Gather data on all intended hosts. File must be named with FQDN at minimum, E.g.: `<fqdn>.log`. This is required to identify the host and pop name for analysis.

### Gathering Statistics

* Create a list of servers to be used by `pssh`. This data can be gathered via `consul members -wan`
* To gather `consul monitor` logs on servers. E.g.

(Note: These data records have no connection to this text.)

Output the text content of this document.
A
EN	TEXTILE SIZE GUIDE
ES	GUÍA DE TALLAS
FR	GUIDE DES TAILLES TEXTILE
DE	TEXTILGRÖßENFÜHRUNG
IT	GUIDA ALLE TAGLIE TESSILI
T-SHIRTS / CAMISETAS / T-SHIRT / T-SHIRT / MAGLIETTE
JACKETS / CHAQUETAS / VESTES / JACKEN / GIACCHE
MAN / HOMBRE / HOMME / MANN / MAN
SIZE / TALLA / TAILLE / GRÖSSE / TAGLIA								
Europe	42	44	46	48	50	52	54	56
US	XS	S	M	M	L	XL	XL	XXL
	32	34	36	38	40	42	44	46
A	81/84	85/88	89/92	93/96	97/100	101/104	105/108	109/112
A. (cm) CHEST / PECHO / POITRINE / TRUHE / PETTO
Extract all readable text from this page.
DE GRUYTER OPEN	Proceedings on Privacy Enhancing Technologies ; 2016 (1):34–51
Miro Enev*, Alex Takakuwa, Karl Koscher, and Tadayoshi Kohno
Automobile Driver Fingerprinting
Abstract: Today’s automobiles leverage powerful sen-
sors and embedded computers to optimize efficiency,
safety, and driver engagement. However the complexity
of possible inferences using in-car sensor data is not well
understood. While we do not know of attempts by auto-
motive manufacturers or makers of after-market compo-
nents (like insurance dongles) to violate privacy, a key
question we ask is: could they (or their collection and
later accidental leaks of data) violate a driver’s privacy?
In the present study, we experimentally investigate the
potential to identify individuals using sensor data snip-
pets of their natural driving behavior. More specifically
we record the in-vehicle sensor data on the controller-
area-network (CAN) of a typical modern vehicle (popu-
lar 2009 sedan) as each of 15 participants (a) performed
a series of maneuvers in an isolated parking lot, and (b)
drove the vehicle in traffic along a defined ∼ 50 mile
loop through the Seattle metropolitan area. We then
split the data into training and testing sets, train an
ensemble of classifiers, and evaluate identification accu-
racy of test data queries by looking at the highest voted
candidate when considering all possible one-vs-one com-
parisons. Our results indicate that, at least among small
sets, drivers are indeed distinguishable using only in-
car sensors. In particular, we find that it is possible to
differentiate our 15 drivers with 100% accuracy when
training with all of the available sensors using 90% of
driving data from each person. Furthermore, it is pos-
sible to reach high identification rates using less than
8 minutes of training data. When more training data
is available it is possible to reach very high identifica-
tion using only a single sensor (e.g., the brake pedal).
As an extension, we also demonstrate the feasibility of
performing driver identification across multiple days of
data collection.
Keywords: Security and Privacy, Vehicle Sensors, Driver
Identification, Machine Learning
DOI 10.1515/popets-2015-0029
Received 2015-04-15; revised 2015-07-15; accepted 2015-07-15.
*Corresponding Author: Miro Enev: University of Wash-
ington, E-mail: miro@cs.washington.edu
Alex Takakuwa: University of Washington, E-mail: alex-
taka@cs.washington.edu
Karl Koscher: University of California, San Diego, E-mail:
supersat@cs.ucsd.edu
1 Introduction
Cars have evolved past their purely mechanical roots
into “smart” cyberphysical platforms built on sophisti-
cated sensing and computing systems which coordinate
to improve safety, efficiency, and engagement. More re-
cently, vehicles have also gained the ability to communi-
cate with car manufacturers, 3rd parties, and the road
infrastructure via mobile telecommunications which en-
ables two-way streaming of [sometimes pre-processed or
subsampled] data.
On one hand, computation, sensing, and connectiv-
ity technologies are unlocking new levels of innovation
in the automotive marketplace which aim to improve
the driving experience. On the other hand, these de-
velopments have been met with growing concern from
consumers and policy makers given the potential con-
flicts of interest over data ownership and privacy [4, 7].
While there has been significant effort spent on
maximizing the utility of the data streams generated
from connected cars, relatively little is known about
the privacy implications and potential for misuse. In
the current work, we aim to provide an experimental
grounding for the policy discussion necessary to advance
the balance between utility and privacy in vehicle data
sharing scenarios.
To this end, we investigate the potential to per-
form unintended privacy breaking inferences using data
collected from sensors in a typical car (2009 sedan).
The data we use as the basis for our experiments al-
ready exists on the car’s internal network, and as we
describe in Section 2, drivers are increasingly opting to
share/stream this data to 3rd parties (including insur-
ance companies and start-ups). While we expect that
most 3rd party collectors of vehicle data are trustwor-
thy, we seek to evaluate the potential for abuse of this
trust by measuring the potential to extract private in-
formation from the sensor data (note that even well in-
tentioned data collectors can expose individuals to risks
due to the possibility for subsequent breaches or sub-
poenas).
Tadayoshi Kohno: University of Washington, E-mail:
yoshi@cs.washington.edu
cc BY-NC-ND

Gathering for 10 mins:
  ```
  parallel-ssh -h consul-servers.txt -e err -o out 'nohup timeout 10m consul monitor -log-level=debug > $(hostname -f).consul.monitor.log &'
  ```
* Rsync data to a local directory `results`
* Run analytics via `./consul_monitor_analyzer.py -d results --summary`

Usage
-----

At minimum, either `-d` or `-p` has to be provided dependent on usage.

```
usage: consul_monitor_analyzer.py [-h] (-d DIR | -p) [--time-trend-by-dc]
                                  [--summary] [-i INTERVAL] [-t] [--detailed]
                                  [--timezone-offset TIMEZONE_OFFSET]

optional arguments:
  -h, --help            show this help message and exit
  -d DIR, --dir DIR     dir of files
  -p, --pipe            Analyze consul http calls from stdin
  --time-trend-by-dc    time series trend by DC. Pass --detailed to break down
                        by individual host
  --summary             Summary of all call types. Pass --detailed to break it
                        down by dc
  -i INTERVAL, --interval INTERVAL
                        Interval in seconds. Defaults to 60
  -t, --telemetry       Can only be used with --pipe. Expects telemetry data
  --detailed
  --timezone-offset TIMEZONE_OFFSET
                        Timezone offset in hours. This is to account for some
                        host that are configured in UTC instead of PST.
                        Defaults to 8

```

Useful commands
---------------

* Ping another consul server follower
```
ping $(consul operator raft list-peers | grep follower | awk '{print $(NF-3)}' | tail -n 1 | awk -F : '{print $1}')
```

* Check number of problemetic consul members
```
while : ; do consul members | egrep -v 'alive|left|Protocol' | wc -l; sleep 2; done
```

* Monitor QPS every 5 seconds
```
consul monitor -log-level=debug | python3 /opt/loadgen/consul_monitor_analyzer.py --pipe --interval 5
```

* SSH to each server from each cluster - VPC name must be the same as your username
```
cssh -l ubuntu $(printf "%s\n" {1..3} | xargs -n 1 -P 10 -I xxx aws --profile twitch-vidcs-dev ec2 describe-instances --filters "Name=tag:consul-servers,Values=$(whoami)-consul-test-*" "Name=instance-state-name,Values=running" "Name=tag:Name,Values=*xxx-server*" | jq -r '[.Reservations[].Instances[].PrivateIpAddress][0]')
```

* Tail consul logs
```
tail -f /opt/consul/log/*
```

* Tail load generation logs
```
tail -f /var/log/loadgen.log
```

Tests
-----

```bash
pytest
```

Additional Reading
------------------

* [AWS Consul Test Google Docs](https://docs.google.com/document/d/17jHZZVdcX6sY9dI2DsCfgibJnyufc6HFx0M9YOaBYeg/edit#)

TODO
----
* Fix unnecesary use of `--timezone-offset` because most hosts report time in PST/PDT and some hosts are in UTC.